FOSTER: Well, before Katrina and, of course, the it was a mandate (ph) school. So, we had to take a test to get in in Karr. It was a — you know, most people from Algiers went to Karr. It’s a tight-knit community, very small. It was a (INAUDIBLE) school. And after Katrina, you know, a lot of schools missed out in the river on the East Bank really was closed down because they were underwater. Well, Karr was one of the ones that survived the storm. So, all these kids on the other side of the river started coming in. So, it wasn’t no tests. You know, we just had to get kids in school. Now, at first, we thought it was a bad thing because, you know, with Karr and certain people going to take that test and be in our family. But it actually expanded our family and made it amazing. We was getting a different type of athlete in Karr, a different type of kid. More kids with adverse situations, more kids that wanted more. They wanted out of Algiers. So, they used Karr as pad, as channel to get out. So, to used football and education.

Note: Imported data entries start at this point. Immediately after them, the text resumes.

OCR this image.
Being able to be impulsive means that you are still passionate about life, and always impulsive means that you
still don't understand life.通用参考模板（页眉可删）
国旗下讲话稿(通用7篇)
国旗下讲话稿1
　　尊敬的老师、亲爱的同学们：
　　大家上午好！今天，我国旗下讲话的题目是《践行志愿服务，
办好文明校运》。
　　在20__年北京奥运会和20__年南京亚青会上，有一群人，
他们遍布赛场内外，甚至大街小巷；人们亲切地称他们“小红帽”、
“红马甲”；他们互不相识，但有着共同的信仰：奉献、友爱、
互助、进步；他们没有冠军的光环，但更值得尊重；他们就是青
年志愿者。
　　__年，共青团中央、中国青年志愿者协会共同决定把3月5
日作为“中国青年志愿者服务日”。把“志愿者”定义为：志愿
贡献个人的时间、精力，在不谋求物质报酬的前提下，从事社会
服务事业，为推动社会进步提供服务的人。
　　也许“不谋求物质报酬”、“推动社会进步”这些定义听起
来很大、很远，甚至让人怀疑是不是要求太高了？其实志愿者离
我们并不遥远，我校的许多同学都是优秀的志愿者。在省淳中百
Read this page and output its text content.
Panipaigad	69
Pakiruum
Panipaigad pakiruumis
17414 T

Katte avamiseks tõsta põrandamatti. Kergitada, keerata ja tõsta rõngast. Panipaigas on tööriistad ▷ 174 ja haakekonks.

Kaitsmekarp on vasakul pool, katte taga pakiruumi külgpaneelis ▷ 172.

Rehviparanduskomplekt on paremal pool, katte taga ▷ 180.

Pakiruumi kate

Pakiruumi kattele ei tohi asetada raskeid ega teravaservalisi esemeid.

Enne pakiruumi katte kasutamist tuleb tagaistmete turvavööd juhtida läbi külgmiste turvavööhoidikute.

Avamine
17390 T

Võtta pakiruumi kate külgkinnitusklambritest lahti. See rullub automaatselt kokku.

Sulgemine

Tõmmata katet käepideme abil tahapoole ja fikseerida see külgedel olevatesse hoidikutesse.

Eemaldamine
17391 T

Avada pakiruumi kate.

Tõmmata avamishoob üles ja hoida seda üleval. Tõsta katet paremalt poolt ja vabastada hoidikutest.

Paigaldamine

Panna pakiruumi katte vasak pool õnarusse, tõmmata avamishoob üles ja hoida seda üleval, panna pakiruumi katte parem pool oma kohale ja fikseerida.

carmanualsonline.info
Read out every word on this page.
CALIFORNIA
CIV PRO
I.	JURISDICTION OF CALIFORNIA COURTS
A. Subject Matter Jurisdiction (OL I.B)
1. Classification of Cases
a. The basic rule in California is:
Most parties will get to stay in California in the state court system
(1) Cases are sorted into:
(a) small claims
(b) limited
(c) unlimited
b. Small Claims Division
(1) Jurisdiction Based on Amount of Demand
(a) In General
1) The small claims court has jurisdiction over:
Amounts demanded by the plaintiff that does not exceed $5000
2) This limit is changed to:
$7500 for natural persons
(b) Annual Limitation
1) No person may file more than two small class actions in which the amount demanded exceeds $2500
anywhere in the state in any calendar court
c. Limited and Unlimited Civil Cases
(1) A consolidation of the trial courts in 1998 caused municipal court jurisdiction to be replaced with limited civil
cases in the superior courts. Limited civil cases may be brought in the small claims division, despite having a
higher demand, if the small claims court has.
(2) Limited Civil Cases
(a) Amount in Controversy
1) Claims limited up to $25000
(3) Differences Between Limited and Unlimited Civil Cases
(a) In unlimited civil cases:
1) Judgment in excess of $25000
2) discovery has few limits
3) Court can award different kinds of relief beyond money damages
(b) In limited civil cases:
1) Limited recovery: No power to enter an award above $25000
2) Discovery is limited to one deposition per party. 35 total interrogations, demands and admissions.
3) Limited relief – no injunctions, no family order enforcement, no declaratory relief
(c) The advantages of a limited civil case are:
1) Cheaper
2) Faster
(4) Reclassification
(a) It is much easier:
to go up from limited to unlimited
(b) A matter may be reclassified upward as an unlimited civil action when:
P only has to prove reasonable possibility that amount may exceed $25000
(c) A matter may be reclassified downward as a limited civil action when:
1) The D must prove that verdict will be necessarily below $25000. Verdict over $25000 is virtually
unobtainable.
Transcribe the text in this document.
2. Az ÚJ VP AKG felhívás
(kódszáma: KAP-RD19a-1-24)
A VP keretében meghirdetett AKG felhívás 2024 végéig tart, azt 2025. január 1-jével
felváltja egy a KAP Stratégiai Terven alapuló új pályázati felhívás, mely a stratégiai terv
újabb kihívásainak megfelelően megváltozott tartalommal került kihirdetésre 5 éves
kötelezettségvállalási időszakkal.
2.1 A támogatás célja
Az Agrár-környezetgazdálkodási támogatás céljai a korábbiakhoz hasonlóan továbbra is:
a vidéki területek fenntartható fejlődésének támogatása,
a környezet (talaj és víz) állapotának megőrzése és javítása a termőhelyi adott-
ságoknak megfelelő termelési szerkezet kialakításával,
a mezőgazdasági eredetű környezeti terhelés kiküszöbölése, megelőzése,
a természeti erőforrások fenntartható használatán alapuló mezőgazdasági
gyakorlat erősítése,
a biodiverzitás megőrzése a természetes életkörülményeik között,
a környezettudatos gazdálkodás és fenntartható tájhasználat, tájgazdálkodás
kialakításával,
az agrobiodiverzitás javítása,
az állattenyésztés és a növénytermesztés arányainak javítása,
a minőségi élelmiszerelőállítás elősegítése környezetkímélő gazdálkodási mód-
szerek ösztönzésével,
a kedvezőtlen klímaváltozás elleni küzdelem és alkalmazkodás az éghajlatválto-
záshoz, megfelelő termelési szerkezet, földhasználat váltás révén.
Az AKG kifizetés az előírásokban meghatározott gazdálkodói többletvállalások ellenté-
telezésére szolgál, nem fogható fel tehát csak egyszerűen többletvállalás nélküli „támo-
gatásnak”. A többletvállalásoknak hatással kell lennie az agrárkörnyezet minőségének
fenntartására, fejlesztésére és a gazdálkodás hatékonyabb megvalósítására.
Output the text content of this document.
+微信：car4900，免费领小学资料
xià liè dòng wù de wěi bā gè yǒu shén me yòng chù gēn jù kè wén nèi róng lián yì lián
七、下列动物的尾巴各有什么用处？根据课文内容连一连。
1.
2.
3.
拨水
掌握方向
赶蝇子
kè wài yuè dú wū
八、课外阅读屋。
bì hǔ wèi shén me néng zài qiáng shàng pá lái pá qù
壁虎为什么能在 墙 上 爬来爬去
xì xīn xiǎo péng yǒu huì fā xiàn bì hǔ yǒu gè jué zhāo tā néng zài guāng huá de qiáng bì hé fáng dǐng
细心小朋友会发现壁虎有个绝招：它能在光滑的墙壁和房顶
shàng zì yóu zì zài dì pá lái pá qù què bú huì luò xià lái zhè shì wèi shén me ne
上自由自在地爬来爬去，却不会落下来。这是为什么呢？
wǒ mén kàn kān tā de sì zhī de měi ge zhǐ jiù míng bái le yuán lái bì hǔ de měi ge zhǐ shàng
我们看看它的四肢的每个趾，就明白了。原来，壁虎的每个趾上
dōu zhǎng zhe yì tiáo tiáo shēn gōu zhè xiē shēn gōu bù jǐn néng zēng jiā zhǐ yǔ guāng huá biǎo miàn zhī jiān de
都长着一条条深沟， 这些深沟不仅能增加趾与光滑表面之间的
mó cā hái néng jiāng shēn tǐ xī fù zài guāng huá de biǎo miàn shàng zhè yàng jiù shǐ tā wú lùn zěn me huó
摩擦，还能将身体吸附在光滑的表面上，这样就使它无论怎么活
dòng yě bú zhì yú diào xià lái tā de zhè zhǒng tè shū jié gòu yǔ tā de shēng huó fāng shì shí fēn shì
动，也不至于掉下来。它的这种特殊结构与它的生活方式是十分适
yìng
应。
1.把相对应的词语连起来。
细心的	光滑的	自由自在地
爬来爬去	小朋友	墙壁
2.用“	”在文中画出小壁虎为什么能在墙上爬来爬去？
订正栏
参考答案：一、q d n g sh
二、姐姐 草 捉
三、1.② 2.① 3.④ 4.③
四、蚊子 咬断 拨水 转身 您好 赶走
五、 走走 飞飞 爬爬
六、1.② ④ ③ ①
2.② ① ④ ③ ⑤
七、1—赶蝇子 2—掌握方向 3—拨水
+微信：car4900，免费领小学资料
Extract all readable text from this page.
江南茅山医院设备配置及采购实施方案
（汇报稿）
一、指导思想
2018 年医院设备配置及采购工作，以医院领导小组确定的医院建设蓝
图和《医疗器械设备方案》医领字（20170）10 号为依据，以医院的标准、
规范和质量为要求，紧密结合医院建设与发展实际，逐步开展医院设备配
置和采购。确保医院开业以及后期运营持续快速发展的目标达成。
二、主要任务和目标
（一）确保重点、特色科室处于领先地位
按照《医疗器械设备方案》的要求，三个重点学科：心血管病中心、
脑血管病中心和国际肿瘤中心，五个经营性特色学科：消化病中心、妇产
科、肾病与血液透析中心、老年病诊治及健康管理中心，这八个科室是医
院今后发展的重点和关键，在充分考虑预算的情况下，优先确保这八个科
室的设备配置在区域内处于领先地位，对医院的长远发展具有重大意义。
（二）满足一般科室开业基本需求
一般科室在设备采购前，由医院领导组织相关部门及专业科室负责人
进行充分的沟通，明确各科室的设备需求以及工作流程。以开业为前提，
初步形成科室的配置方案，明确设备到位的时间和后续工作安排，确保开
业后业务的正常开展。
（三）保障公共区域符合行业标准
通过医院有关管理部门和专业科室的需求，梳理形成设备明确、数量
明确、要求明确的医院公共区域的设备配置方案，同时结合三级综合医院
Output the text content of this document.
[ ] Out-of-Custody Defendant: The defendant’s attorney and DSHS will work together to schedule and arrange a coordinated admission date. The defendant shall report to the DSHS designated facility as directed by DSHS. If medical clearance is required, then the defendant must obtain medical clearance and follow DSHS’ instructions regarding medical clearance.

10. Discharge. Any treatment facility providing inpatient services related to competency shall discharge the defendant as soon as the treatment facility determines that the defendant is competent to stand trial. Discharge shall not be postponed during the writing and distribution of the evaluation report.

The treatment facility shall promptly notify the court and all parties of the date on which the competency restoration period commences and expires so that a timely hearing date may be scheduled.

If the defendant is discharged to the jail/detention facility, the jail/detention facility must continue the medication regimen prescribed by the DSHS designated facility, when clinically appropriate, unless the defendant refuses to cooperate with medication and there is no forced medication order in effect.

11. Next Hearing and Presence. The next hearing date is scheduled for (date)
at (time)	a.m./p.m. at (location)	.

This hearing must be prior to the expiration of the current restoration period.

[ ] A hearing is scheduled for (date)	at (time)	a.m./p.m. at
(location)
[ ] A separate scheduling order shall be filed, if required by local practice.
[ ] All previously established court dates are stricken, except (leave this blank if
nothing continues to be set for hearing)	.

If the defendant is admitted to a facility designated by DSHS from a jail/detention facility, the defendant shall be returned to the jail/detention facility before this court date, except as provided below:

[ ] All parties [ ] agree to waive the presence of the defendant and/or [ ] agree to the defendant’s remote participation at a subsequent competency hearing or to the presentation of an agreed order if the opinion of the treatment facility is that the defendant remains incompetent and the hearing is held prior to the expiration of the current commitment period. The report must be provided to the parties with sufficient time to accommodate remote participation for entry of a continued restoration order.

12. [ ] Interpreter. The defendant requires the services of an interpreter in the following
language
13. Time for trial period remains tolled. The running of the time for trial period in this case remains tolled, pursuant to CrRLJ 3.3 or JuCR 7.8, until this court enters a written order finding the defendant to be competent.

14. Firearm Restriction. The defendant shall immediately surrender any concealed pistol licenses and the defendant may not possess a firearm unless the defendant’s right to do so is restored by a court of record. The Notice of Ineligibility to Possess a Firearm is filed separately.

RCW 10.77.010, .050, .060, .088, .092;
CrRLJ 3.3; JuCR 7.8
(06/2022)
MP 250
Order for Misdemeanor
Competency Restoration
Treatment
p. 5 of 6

Our Karr was able to offer them that.
ISAACSON: Kent?
BABB: Yes. I think it made people from all over a city that’s, at least from my observation, is extraordinarily territorial. You know, this is a place where people grow up on a certain block, in a certain neighborhood and they don’t always leave that block and they certainly don’t trust somebody who doesn’t live on that block. And so, you know, what Katrina did is it — it up rooted everybody, including, you know, some sort of — some decisions that were from short sighted city officials, it uprooted everybody and forced everybody into unfamiliar neighborhood. So, what that did is raise tensions. And in the case of Karr, it made people — it made so many people have to filter into this one place and not just have to co-exist with each other but to line up beside each other and play with each other and learn how to pursue opportunities and victories together. You know, you had to learn how to trust. You had to learn how to rely on these people that didn’t sound like you or supposedly look like you. They weren’t from where you are from but suddenly you are on the same team.
ISAACSON: Coach Nick Foster, Kent Babb, thank you so much for joining the show.
BABB: Thank you.
FOSTER: Thank you. Thank you. Appreciate it.